“Any idiot can cope with a crisis, it’s this day to day living that wears you out”
That quote from Chekhov always makes a lot of sense on a quiet Sunday night (funnily enough the time I am writing this). The thought of another week can do strange things to you and the perfect antidote I have found in recent times is comedy. It interested me to see a University of Maryland report which stated that watching comedy films is good for the heart because it boosts the flow of blood. Further inspection also led me to see the link between those in the comedy business and depression. Stephen Fry’s struggles with manic depression have been well documented in recent years and you wonder if the creative outlet to entertain people is a vital lifeline for those who perform and are prone to depression.
In simple terms, how many occasions have you been simply cheered up just by a joke or any comic event? I have personally found humour at so many turns to have transformed a situation or dark hour. It lightens the tension or helps you put events in perspective. I am particularly drawn to the dark types of Doug Stanhope who is skilled enough to highlight the inadequacies and inhumane aspects of this world in a way that a powerful message can be delivered via satire. I would recommend a YouTube clip, “Doug Stanhope on suicide”. He continues that fine line of American comedians, such as Lenny Bruce or Bill Hicks, who speak out against the monotony of daily life. The very system that enslaves us, yet we still cling to. His comment “life is like animal porn, it’s not for everyone” still makes me chuckle now. Through humour comes change and I like it. Even the thought of your favourite TV show in the evening providing laughs is often the greatest tonic of them all.
Comedy is more than just an art form. It’s the ability to detach yourself from the world and laugh at either your own limitations in a healthy way or even expose the world for all its failings. Maybe it is just a British thing, but we do like our comic stars to be flawed or at least world weary. Basil Fawlty became the ultimate fall guy, we empathised at his frustrations and also laughed at his inability to rationalise this in day to day living. He’s a great guy but we don’t want to be him.
The brilliant Peep Show in recent times has also given us the Mark and Jeremy characters so well played by David Mitchell and Robert Webb. We all know people like them in real life and despite its full on nature, it is a show that is scarily true to the “real world”. Both guys display certain traits prevalent in men whether it is the nagging self-doubt and angst of Mark, the inability to articulate feelings or the the shallow self-centredness of Jeremy coupled with his pure ego.

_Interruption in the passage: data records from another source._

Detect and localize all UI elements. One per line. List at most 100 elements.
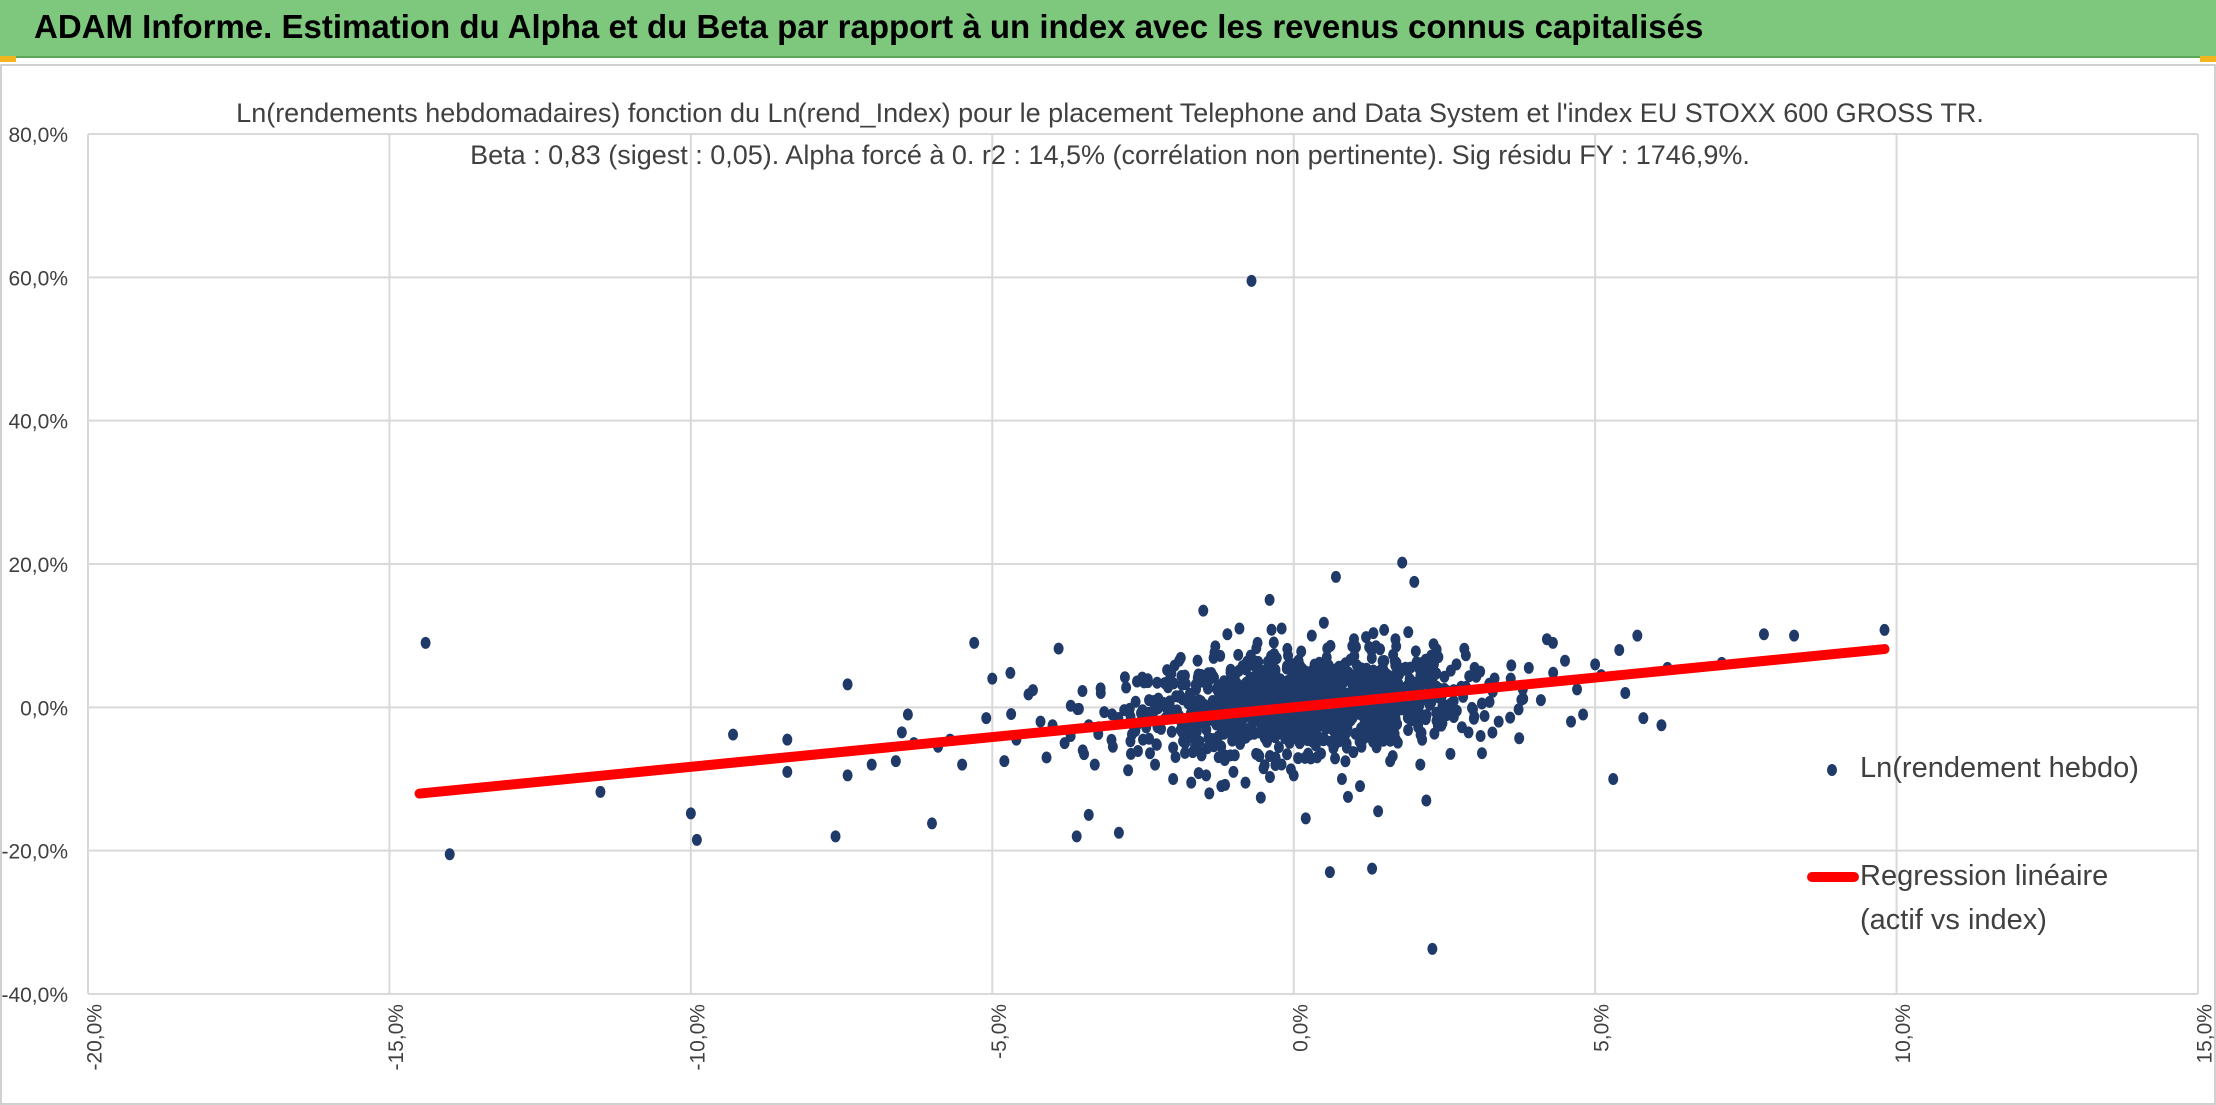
data-point: [1172, 704, 1183, 717]
data-point: [1083, 808, 1094, 821]
data-point: [1245, 649, 1256, 662]
data-point: [1306, 629, 1317, 642]
data-point: [1005, 666, 1016, 679]
data-point: [890, 755, 901, 768]
data-point: [866, 758, 877, 771]
data-point: [1123, 764, 1134, 777]
data-point: [1294, 737, 1305, 750]
data-point: [1300, 665, 1311, 678]
data-point: [1207, 670, 1218, 683]
data-point: [1300, 812, 1311, 825]
data-point: [1095, 687, 1106, 699]
chart-title: Ln(rendements hebdomadaires) fonction du…: [236, 98, 1984, 128]
data-point: [1187, 746, 1198, 759]
data-point: [1300, 751, 1311, 764]
x-tick-label: 5,0%: [1591, 1004, 1614, 1052]
data-point: [1548, 666, 1559, 679]
data-point: [1459, 642, 1470, 655]
data-point: [1296, 645, 1307, 658]
data-point: [1269, 648, 1280, 661]
data-point: [1152, 676, 1163, 689]
data-point: [1089, 758, 1100, 771]
data-point: [1375, 643, 1386, 656]
data-point: [969, 636, 980, 649]
data-point: [1620, 687, 1631, 699]
x-tick-label: -15,0%: [385, 1004, 408, 1071]
data-point: [1302, 730, 1313, 743]
chart-area: -40,0% -20,0% 0,0% 20,0% 40,0% 60,0% 80,0% -20…: [0, 64, 2216, 1105]
regression-line: [414, 644, 1890, 799]
data-point: [1349, 633, 1359, 646]
data-point: [1505, 711, 1516, 724]
data-point: [595, 785, 606, 798]
data-point: [1053, 642, 1064, 655]
data-point: [1264, 593, 1275, 606]
data-point: [1535, 694, 1546, 707]
data-point: [1409, 575, 1420, 588]
data-point: [1124, 702, 1135, 715]
data-point: [1142, 676, 1153, 689]
data-point: [1336, 773, 1347, 785]
data-point: [1479, 709, 1490, 722]
x-tick-label: 15,0%: [2194, 1004, 2214, 1064]
data-point: [1217, 723, 1228, 736]
data-point: [1282, 730, 1293, 743]
data-point: [1415, 665, 1426, 678]
x-tick-label: -10,0%: [686, 1004, 709, 1071]
data-point: [1318, 616, 1329, 629]
data-point: [1578, 708, 1589, 721]
data-point: [1476, 697, 1487, 710]
data-point: [1252, 636, 1263, 649]
data-point: [1293, 752, 1304, 765]
legend-label-scatter: Ln(rendement hebdo): [1860, 752, 2139, 784]
data-point: [981, 712, 992, 725]
y-tick-label: 0,0%: [20, 697, 68, 720]
data-point: [1331, 663, 1342, 676]
data-point: [1367, 862, 1378, 875]
data-point: [1310, 729, 1321, 742]
data-point: [1324, 866, 1335, 879]
data-point: [1282, 748, 1293, 761]
x-tick-label: 0,0%: [1289, 1004, 1312, 1052]
data-point: [1359, 676, 1370, 689]
data-point: [1608, 773, 1619, 785]
data-point: [987, 672, 998, 685]
data-point: [1484, 695, 1495, 708]
data-point: [1572, 683, 1583, 696]
data-point: [1261, 735, 1272, 748]
data-point: [1268, 636, 1279, 649]
data-point: [1251, 747, 1262, 760]
data-point: [1330, 752, 1341, 765]
data-point: [1291, 668, 1302, 681]
data-point: [1440, 700, 1451, 713]
data-point: [1035, 715, 1046, 728]
data-point: [1156, 722, 1167, 735]
data-point: [1099, 706, 1110, 719]
data-point: [1023, 688, 1034, 701]
data-point: [1417, 676, 1428, 689]
y-tick-label: 60,0%: [8, 267, 68, 290]
corner-mark-left: [0, 56, 16, 62]
data-point: [1310, 739, 1321, 752]
data-point: [1360, 711, 1371, 724]
data-point: [1345, 714, 1356, 727]
data-point: [1415, 758, 1426, 771]
data-point: [1566, 715, 1577, 728]
data-point: [1325, 639, 1336, 652]
data-point: [1168, 741, 1179, 754]
data-point: [1379, 623, 1390, 636]
data-point: [1403, 626, 1414, 639]
data-point: [1445, 747, 1456, 760]
data-point: [1330, 570, 1341, 583]
data-point: [1276, 622, 1287, 635]
data-point: [1590, 658, 1601, 671]
data-point: [1379, 655, 1390, 668]
data-point: [420, 636, 431, 649]
data-point: [1234, 622, 1245, 635]
data-point: [902, 708, 913, 721]
data-point: [1547, 636, 1558, 649]
data-point: [1426, 696, 1437, 709]
data-point: [1253, 655, 1264, 668]
data-point: [896, 726, 907, 739]
data-point: [1350, 727, 1361, 740]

Humour is one of the greatest gifts this world has been blessed with. It should be mandatory to laugh at least 100 times a day. With it comes a warning, don’t take yourselves too seriously or end up becoming the people you laugh at all the time on the television. I hear all the time that people look for a good sense of humour when it comes to a partner. It’s also something all of us should have for getting through life in general. Laughter opens up so many doors and taboos for all us, may it continue to do so and inspire us all to a better life.